The banks made tons of money through this business model. Until a generation of young people came. Yes, the millennials hate paying for interests: they are value seekers. And because of that, a new generation of innovators invented a new product which is called Buy Now, Pay Later. 

What this does is magical: you can buy most things and spread the payment over months and pay absolutely zero interest! Of course, the merchants do pay those interests, by playing on volume, through discounting with the startups. The Buy Now, Pay Later competes with credit cards.

Goldman Sachs understands this disintermediation as you can have those cards and no one will care to get them or if they do get them, use them, since someone is offering them zero-interests over 4 months. Without adoption and usage of the cards, interest revenue nosedives.

That is why GS is paying GreenSky to buy $2.2 billion. I will be explaining this more on Saturday during Tekedia Business Growth Playbook session.

This could work in Nigeria and Africa with a little flavouring.

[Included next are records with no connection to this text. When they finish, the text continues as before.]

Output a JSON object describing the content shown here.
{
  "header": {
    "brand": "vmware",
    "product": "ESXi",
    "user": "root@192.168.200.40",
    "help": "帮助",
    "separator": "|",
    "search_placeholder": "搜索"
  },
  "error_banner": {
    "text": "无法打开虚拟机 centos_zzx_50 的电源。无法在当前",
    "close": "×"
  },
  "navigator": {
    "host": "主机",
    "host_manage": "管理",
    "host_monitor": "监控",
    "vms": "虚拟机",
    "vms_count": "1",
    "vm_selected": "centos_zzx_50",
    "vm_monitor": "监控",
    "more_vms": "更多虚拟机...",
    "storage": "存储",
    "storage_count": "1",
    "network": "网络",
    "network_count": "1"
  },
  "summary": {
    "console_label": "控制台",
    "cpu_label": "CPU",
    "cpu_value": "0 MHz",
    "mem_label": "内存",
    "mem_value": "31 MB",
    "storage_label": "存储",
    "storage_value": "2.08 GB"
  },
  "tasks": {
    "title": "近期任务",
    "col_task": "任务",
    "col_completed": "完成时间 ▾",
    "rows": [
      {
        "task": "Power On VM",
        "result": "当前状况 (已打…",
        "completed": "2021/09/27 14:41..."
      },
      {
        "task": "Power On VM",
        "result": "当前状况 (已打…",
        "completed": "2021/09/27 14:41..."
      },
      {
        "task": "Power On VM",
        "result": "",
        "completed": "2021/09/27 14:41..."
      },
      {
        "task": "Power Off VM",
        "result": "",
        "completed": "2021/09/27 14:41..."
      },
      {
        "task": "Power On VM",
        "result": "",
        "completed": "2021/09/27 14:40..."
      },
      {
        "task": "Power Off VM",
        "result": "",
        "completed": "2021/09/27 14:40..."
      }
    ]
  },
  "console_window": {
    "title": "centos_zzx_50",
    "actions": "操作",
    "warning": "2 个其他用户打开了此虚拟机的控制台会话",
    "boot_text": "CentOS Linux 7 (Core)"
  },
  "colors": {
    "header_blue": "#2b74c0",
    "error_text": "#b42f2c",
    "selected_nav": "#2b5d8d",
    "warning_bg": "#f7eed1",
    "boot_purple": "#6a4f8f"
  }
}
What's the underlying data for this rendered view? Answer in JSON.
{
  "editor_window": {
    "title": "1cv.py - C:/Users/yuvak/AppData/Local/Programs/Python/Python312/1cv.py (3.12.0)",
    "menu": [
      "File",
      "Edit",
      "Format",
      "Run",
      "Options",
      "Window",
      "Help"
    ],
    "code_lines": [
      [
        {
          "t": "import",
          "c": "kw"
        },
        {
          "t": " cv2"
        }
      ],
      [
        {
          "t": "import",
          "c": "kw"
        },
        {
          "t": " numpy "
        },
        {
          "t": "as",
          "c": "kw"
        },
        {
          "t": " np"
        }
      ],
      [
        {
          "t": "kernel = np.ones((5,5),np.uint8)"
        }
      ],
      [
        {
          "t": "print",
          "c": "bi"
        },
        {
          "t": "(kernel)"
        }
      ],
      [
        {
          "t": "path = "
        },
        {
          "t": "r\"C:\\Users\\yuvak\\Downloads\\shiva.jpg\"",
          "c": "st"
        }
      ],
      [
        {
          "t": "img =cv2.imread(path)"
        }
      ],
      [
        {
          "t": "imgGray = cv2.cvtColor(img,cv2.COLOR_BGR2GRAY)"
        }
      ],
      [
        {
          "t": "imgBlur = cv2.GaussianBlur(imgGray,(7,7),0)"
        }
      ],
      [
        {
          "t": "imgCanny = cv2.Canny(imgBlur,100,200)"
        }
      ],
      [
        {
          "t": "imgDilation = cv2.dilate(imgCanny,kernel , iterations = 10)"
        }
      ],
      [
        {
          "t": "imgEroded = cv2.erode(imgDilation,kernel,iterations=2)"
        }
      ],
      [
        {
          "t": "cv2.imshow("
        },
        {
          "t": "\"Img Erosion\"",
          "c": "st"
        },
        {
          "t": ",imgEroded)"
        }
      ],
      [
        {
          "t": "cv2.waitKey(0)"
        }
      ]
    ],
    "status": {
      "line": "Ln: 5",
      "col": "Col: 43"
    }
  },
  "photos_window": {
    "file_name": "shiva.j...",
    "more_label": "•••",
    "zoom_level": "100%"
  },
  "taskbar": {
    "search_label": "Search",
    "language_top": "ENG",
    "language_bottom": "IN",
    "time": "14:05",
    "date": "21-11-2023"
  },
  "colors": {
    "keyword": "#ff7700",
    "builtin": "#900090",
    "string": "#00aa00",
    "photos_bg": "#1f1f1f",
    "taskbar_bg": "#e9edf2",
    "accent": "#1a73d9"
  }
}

The Goldman Sachs Group, Inc. (“Goldman Sachs”) and GreenSky, Inc. (“GreenSky”; NASDAQ: GSKY) today announced that they have entered into a definitive agreement pursuant to which Goldman Sachs will acquire GreenSky, the largest fintech platform for home improvement consumer loan originations, in an all-stock transaction valued at approximately $2.24 billion. GreenSky’s differentiated lending capabilities and market-leading merchant and consumer ecosystem will help accelerate the efforts of Goldman Sachs to create the consumer banking platform of the future, help tens of millions of customers take control of their financial lives and drive higher, more durable returns.

  • Goldman Sachs is acquiring fintech lender GreenSky for $2.24 billion as the investment bank pushes further into consumer finance.
  • The all-stock deal for GreenSky, called the biggest fintech platform for home improvement loans in a release announcing the deal, is expected to close by the first quarter of 2022, the companies said on Wednesday.
  • GreenSky shares jumped 44% in premarket trading before they were halted.